Shares around the world are in free-fall as investors see the spread of coronavirus bringing the world economy to a halt and fear leaders are not responding effectively.
At the start of US trading, shares plunged and triggered an automatic temporary suspension in trading aimed at curbing panicky selling.
When trade resumed, shares continued to fall, following European markets lower.
The initial declines came after the US restricted travel from mainland Europe.
The Dow led falls on the US indexes, dropping more than 8%.
The UK’s main share index was down more than 9%, trading at its lowest level since the 2008 financial crisis.
Indexes in Paris and Frankfurt dropped further after the European Central Bank (ECB) failed to cut interest rates, although it did pledge fresh stimulus measures.
Meanwhile, rate cuts by the US central bank last week and the Bank of England on Wednesday appear to have had little effect.
Earlier, stocks in Asia also saw big falls, with Japan’s benchmark Nikkei 225 index closing 4.4% lower.
“We can call this a market crash – particularly given speed and sharpness, as well as the size declines,” said Supriya Menon, senior multi-asset strategist at Pictet Asset Management. The “question is whether this will cause a recession”.
In the UK, every single share in the FTSE 100 index was trading lower. Once again, travel companies saw some of the biggest falls, with airline group IAG down more than 10% and Tui falling 20%.
Other UK companies warning on the impact of Covid-19 on Thursday included:
In the US, Norwegian Cruise Line Holdings and Royal Caribbean Cruises were more than 25% lower, while Princess Cruises, a line owned by Carnival, said it would suspend operations for 60 days.
Oil prices also fell, with Brent crude down more than 6% at about $33 a barrel.
On the floor of the New York Stock Exchange, tensions were high. Some traders were speculating the tumbles could trigger a second trading suspension – something that has never happened, not even during the financial crisis.
Stocks in Europe had fallen further after ECB left interest rates unchanged, but announced a quantitative easing programme of asset purchases.
The ECB said it would buy €120bn more bonds by the end of this year, on top of the €20bn a month it already buys.

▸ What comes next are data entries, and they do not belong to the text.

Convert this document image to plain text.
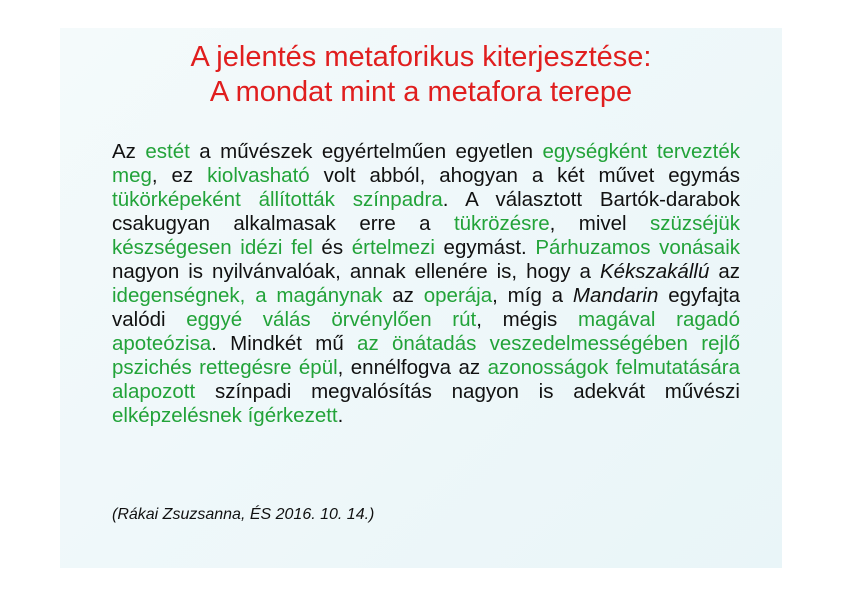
A jelentés metaforikus kiterjesztése:
A mondat mint a metafora terepe

Az estét a művészek egyértelműen egyetlen egységként tervezték meg, ez kiolvasható volt abból, ahogyan a két művet egymás tükörképeként állították színpadra. A választott Bartók-darabok csakugyan alkalmasak erre a tükrözésre, mivel szüzséjük készségesen idézi fel és értelmezi egymást. Párhuzamos vonásaik nagyon is nyilvánvalóak, annak ellenére is, hogy a Kékszakállú az idegenségnek, a magánynak az operája, míg a Mandarin egyfajta valódi eggyé válás örvénylően rút, mégis magával ragadó apoteózisa. Mindkét mű az önátadás veszedelmességében rejlő pszichés rettegésre épül, ennélfogva az azonosságok felmutatására alapozott színpadi megvalósítás nagyon is adekvát művészi elképzelésnek ígérkezett.

(Rákai Zsuzsanna, ÉS 2016. 10. 14.)
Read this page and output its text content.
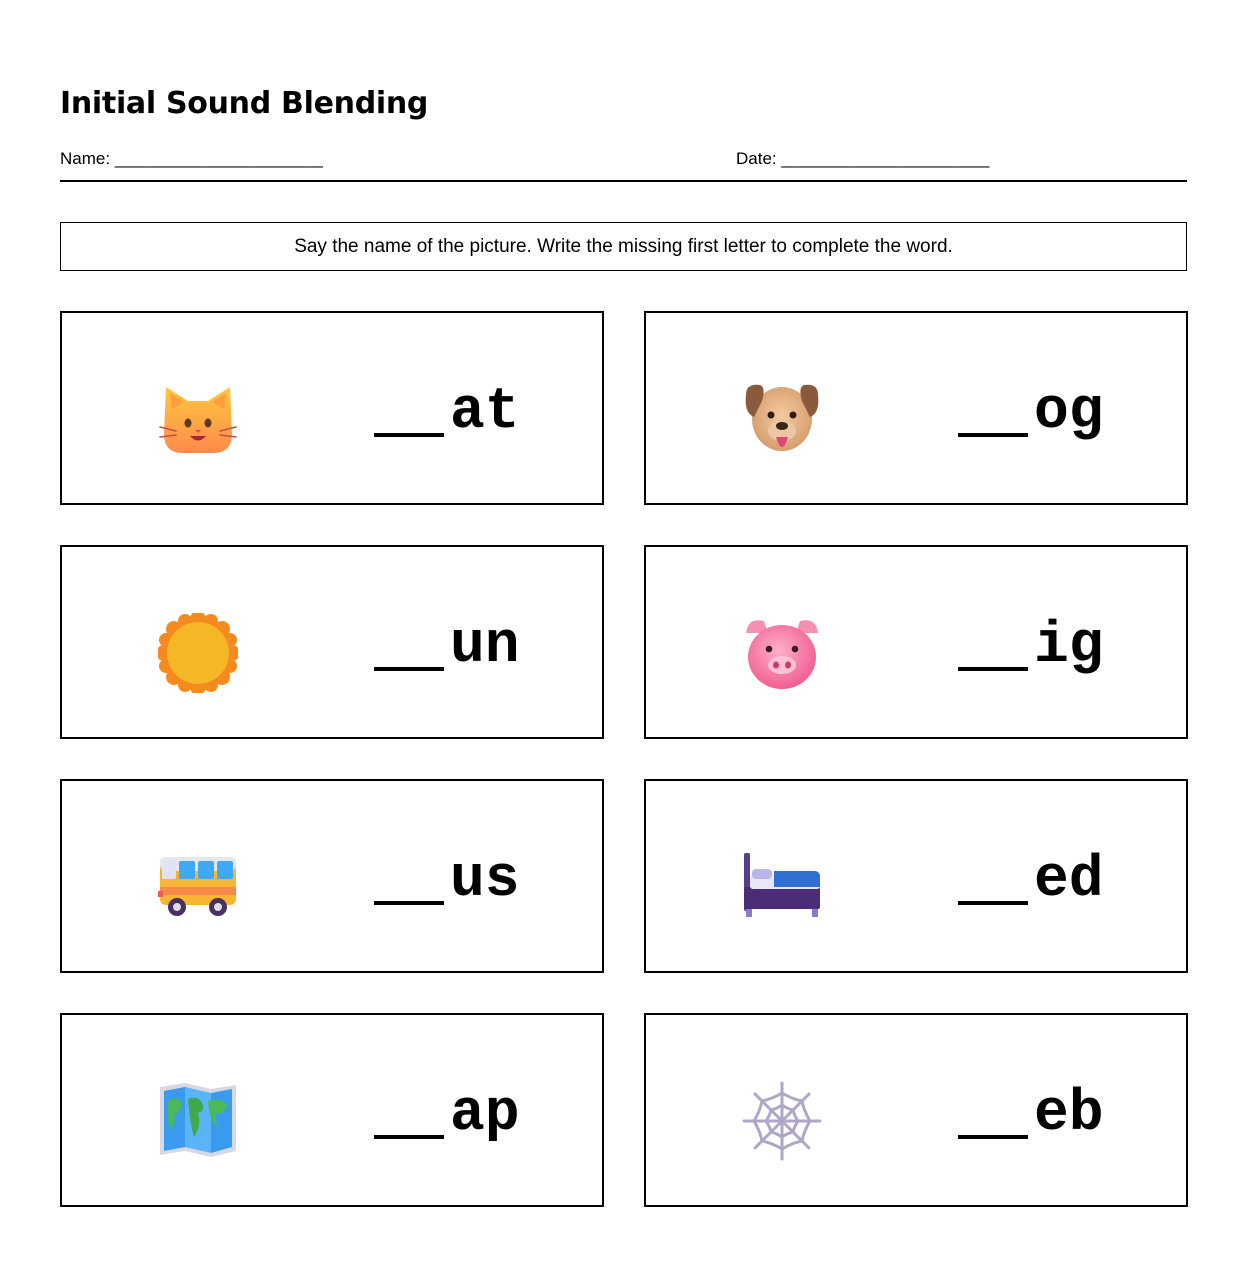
Initial Sound Blending
Name: ______________________	Date: ______________________
Say the name of the picture. Write the missing first letter to complete the word.
at	og
un	ig
us	ed
ap	eb
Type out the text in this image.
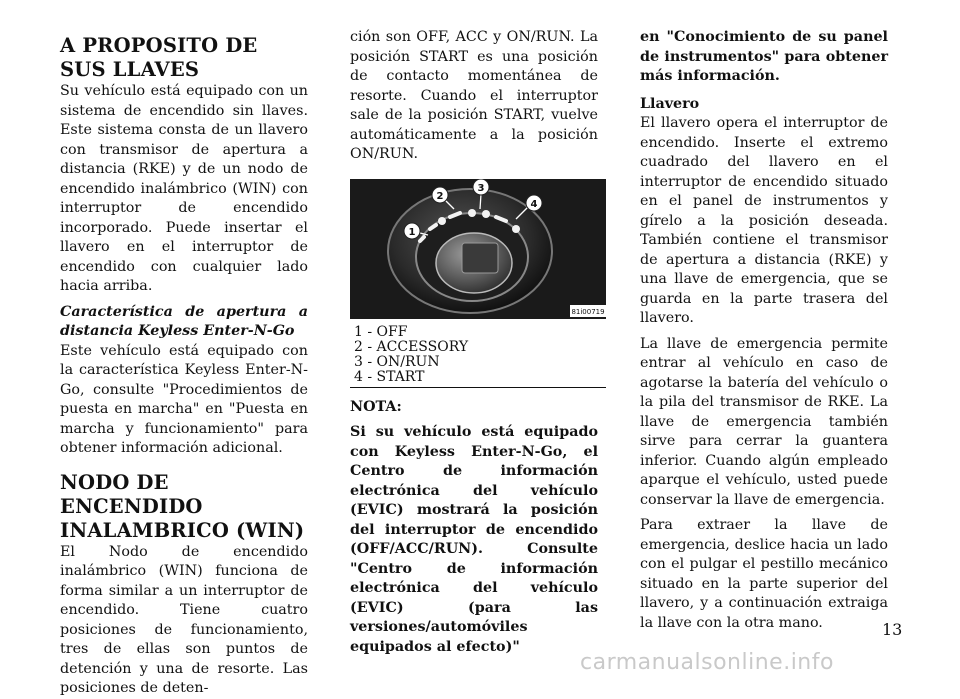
A PROPOSITO DE SUS LLAVES

Su vehículo está equipado con un sistema de encendido sin llaves. Este sistema consta de un llavero con transmisor de apertura a distancia (RKE) y de un nodo de encendido inalámbrico (WIN) con interruptor de encendido incorporado. Puede insertar el llavero en el interruptor de encendido con cualquier lado hacia arriba.

Característica de apertura a distancia Keyless Enter-N-Go

Este vehículo está equipado con la característica Keyless Enter-N-Go, consulte "Procedimientos de puesta en marcha" en "Puesta en marcha y funcionamiento" para obtener información adicional.

NODO DE ENCENDIDO INALAMBRICO (WIN)

El Nodo de encendido inalámbrico (WIN) funciona de forma similar a un interruptor de encendido. Tiene cuatro posiciones de funcionamiento, tres de ellas son puntos de detención y una de resorte. Las posiciones de deten-

ción son OFF, ACC y ON/RUN. La posición START es una posición de contacto momentánea de resorte. Cuando el interruptor sale de la posición START, vuelve automáticamente a la posición ON/RUN.

1
2
3
4
81i00719
1 - OFF
2 - ACCESSORY
3 - ON/RUN
4 - START

NOTA:

Si su vehículo está equipado con Keyless Enter-N-Go, el Centro de información electrónica del vehículo (EVIC) mostrará la posición del interruptor de encendido (OFF/ACC/RUN). Consulte "Centro de información electrónica del vehículo (EVIC) (para las versiones/automóviles equipados al efecto)"

en "Conocimiento de su panel de instrumentos" para obtener más información.

Llavero

El llavero opera el interruptor de encendido. Inserte el extremo cuadrado del llavero en el interruptor de encendido situado en el panel de instrumentos y gírelo a la posición deseada. También contiene el transmisor de apertura a distancia (RKE) y una llave de emergencia, que se guarda en la parte trasera del llavero.

La llave de emergencia permite entrar al vehículo en caso de agotarse la batería del vehículo o la pila del transmisor de RKE. La llave de emergencia también sirve para cerrar la guantera inferior. Cuando algún empleado aparque el vehículo, usted puede conservar la llave de emergencia.

Para extraer la llave de emergencia, deslice hacia un lado con el pulgar el pestillo mecánico situado en la parte superior del llavero, y a continuación extraiga la llave con la otra mano.	13
carmanualsonline.info
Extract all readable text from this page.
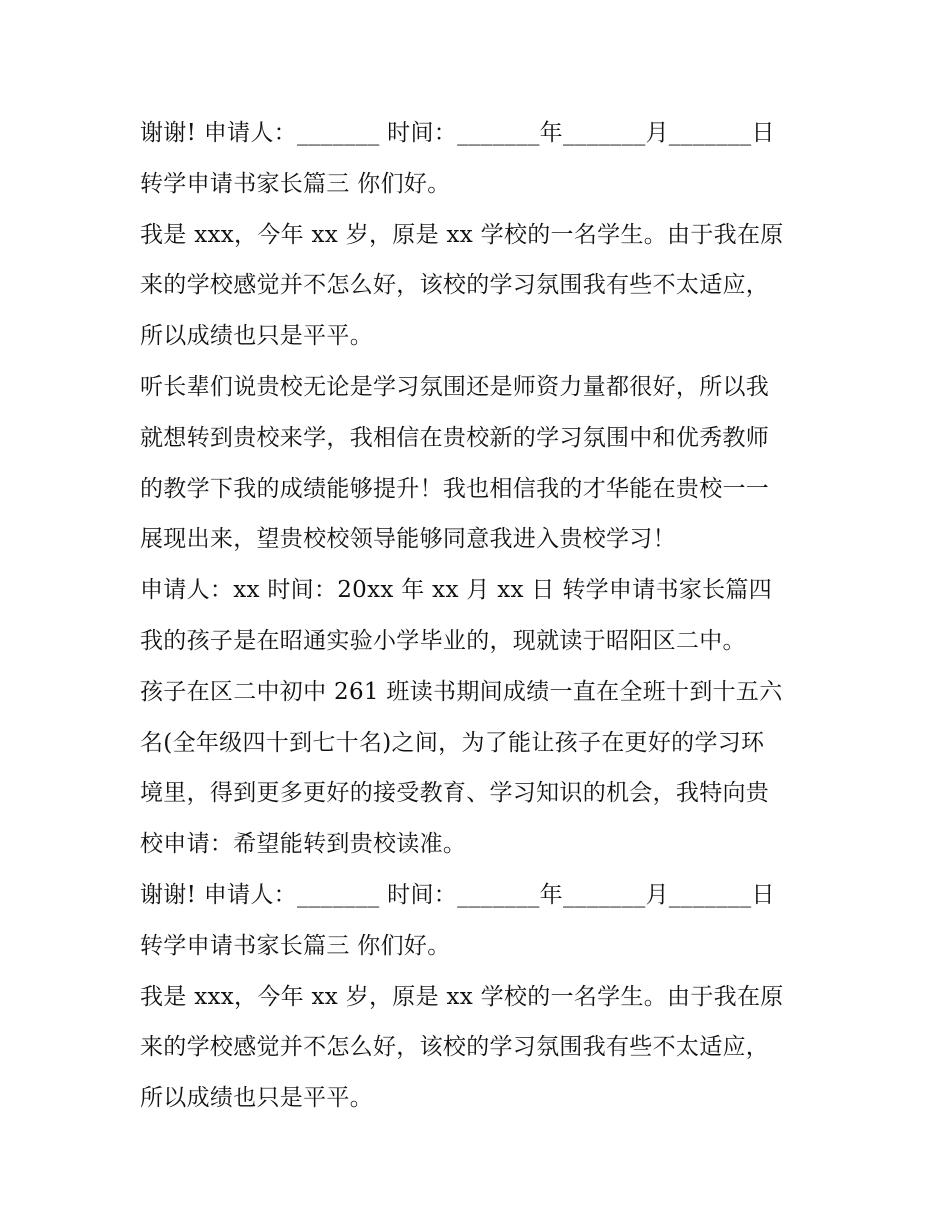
谢谢! 申请人：_______ 时间：_______年_______月_______日
转学申请书家长篇三 你们好。
我是 xxx，今年 xx 岁，原是 xx 学校的一名学生。由于我在原
来的学校感觉并不怎么好，该校的学习氛围我有些不太适应，
所以成绩也只是平平。
听长辈们说贵校无论是学习氛围还是师资力量都很好，所以我
就想转到贵校来学，我相信在贵校新的学习氛围中和优秀教师
的教学下我的成绩能够提升！我也相信我的才华能在贵校一一
展现出来，望贵校校领导能够同意我进入贵校学习！
申请人：xx 时间：20xx 年 xx 月 xx 日 转学申请书家长篇四
我的孩子是在昭通实验小学毕业的，现就读于昭阳区二中。
孩子在区二中初中 261 班读书期间成绩一直在全班十到十五六
名(全年级四十到七十名)之间，为了能让孩子在更好的学习环
境里，得到更多更好的接受教育、学习知识的机会，我特向贵
校申请：希望能转到贵校读准。
谢谢! 申请人：_______ 时间：_______年_______月_______日
转学申请书家长篇三 你们好。
我是 xxx，今年 xx 岁，原是 xx 学校的一名学生。由于我在原
来的学校感觉并不怎么好，该校的学习氛围我有些不太适应，
所以成绩也只是平平。
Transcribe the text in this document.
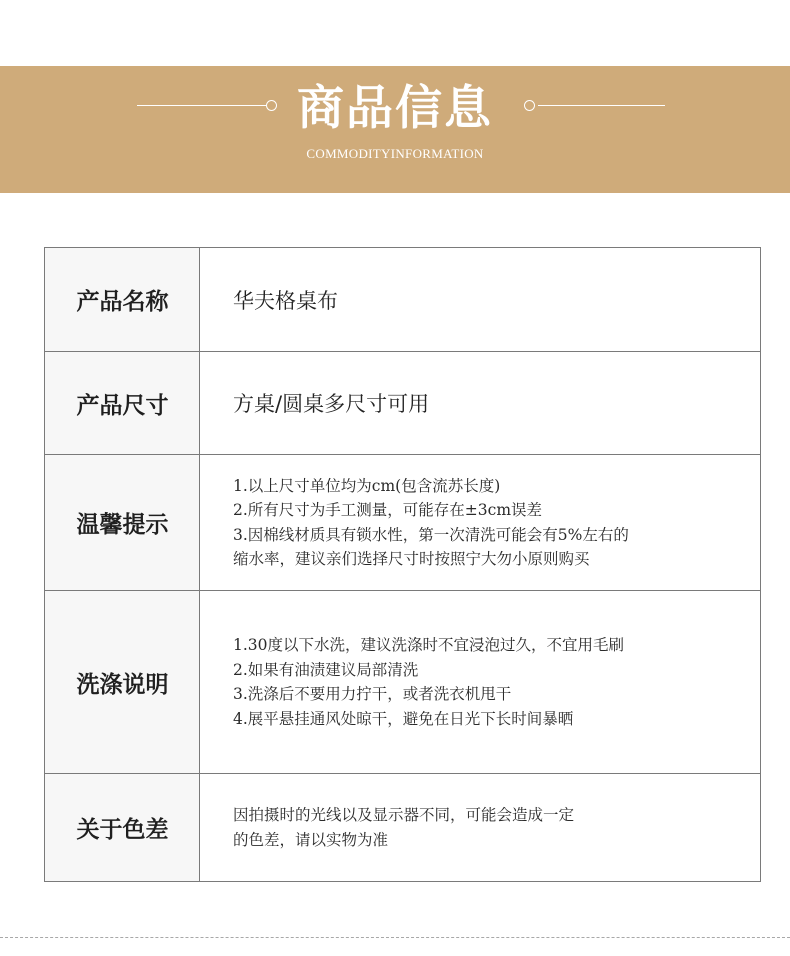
商品信息
COMMODITYINFORMATION
产品名称	华夫格桌布
产品尺寸	方桌/圆桌多尺寸可用
温馨提示
1.以上尺寸单位均为cm(包含流苏长度)
2.所有尺寸为手工测量，可能存在±3cm误差
3.因棉线材质具有锁水性，第一次清洗可能会有5%左右的
缩水率，建议亲们选择尺寸时按照宁大勿小原则购买
洗涤说明
1.30度以下水洗，建议洗涤时不宜浸泡过久，不宜用毛刷
2.如果有油渍建议局部清洗
3.洗涤后不要用力拧干，或者洗衣机甩干
4.展平悬挂通风处晾干，避免在日光下长时间暴晒
关于色差
因拍摄时的光线以及显示器不同，可能会造成一定
的色差，请以实物为准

It will also launch a new programme of cheap loans to banks, aiming to encourage them to lend the small businesses.
AFP VIA GETTY IMAGES
Investors are waiting to see what kind of economic relief the US will unveil.
In a presidential address on Wednesday, US President Donald Trump announced a 30-day ban on travellers from 26 European countries.
He also said the government would extend deadlines for tax payments for those affected, increase loans to small businesses and provide financial relief for US workers who are ill, quarantined or caring for others due to the illness.
However, Michael Hewson, chief market analyst at CMC Market, said financial markets reacted badly to the Presidential address, as the new measures “don’t appear to go far enough”.
Republicans and Democrats in Congress appear at odds over additional steps while Mr Trump’s favoured approach – a tax cut for workers – has failed to garner widespread support.
Many people’s initial reaction to “the markets” is that they are not directly affected, because they do not invest money.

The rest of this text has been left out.